Typical of pro-Palestinian articles, only passing reference is made to the Hamas terrorist atrocities on October 7, when they entered Israel unprovoked and murdered innocent men, women, and children in a bestial attack, which included weaponizing sexual violence and brutalizing murdered bodies.

Assaly also entirely neglected to mention that 132 hostages are currently held by Hamas terrorists, and that the immediate release of all the hostages would undoubtedly result in a ceasefire.

Assaly conveniently ignored the entire context of the conflict, allowing him to present a simplistic, one-sided, pro-Palestinian narrative.

More specifically, the casualty figures Assaly quoted authoritatively have little relationship to reality.
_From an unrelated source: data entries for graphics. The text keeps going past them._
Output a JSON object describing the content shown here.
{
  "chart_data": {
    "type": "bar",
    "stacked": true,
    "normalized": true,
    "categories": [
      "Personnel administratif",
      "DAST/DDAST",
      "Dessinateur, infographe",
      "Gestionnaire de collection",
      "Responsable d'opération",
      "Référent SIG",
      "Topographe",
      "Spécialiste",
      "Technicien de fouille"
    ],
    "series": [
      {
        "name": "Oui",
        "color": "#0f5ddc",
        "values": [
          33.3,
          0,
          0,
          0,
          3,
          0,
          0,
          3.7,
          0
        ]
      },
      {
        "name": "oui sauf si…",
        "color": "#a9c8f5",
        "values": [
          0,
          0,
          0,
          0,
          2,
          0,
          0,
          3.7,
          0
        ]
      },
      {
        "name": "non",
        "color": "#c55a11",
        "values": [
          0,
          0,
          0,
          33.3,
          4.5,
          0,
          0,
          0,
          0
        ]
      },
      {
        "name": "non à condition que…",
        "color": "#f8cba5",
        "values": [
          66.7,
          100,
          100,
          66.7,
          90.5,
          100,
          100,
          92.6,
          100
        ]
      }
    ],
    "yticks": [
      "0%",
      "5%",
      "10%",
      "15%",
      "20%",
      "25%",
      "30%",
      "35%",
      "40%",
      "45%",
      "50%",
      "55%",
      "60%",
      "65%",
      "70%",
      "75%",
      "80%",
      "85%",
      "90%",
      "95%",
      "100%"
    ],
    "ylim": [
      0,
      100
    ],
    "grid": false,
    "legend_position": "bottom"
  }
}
On the date of his article’s publication, the figures reported by the Gaza Health Ministry – a branch of Hamas – were already repudiated as fabrications, including by Abraham Wyner, Professor of Statistics and Data Science at The Wharton School of the University of Pennsylvania, who pointed out that the numbers increase with impossible regularity, and by the Washington Institute for Near East Policy, which shows discrepancies in their data.  This is in addition to their figures combining combatant and civilian deaths.

It appears Assaly was not disturbed by these critiques as he went to press, though he certainly should have been. On May 8th the United Nations shared an infographic where it ‘clarified’ that it could only identify 24,686 deaths of the 34,844 claimed. This halves the number of child casualties (including Hamas fighters under 18). Despite Assaly’s article being updated on May 9th, these changes were not noted.

All innocent deaths are tragic, but misrepresenting the war, and blaming the wrong party, calling it “Israel’s offensive in Gaza” is simply sloppy reporting.

The same day, Assaly published another article entitled: “Macklemore shares viral new single in support of pro-Palestinian protesters,” reporting on anti-Israel campus activists.

In the article, he falsely claimed that “In January, the International Court of Justice warned it’s plausible that Israel’s actions in Gaza could amount to genocide.” That is a blatant misrepresentation of the world court’s statement. As pointed out by Joan Donoghue, the court’s recently-retired president who presided over the interim judgment, clarified in a recent BBC News interview that the ICJ made no such statement.

Assaly, not for the first time, has presented his readers with a distorted view of the Hamas-Israel war and its context that Hamas would be proud of. His sympathies are evident, his bias laid out for all to see.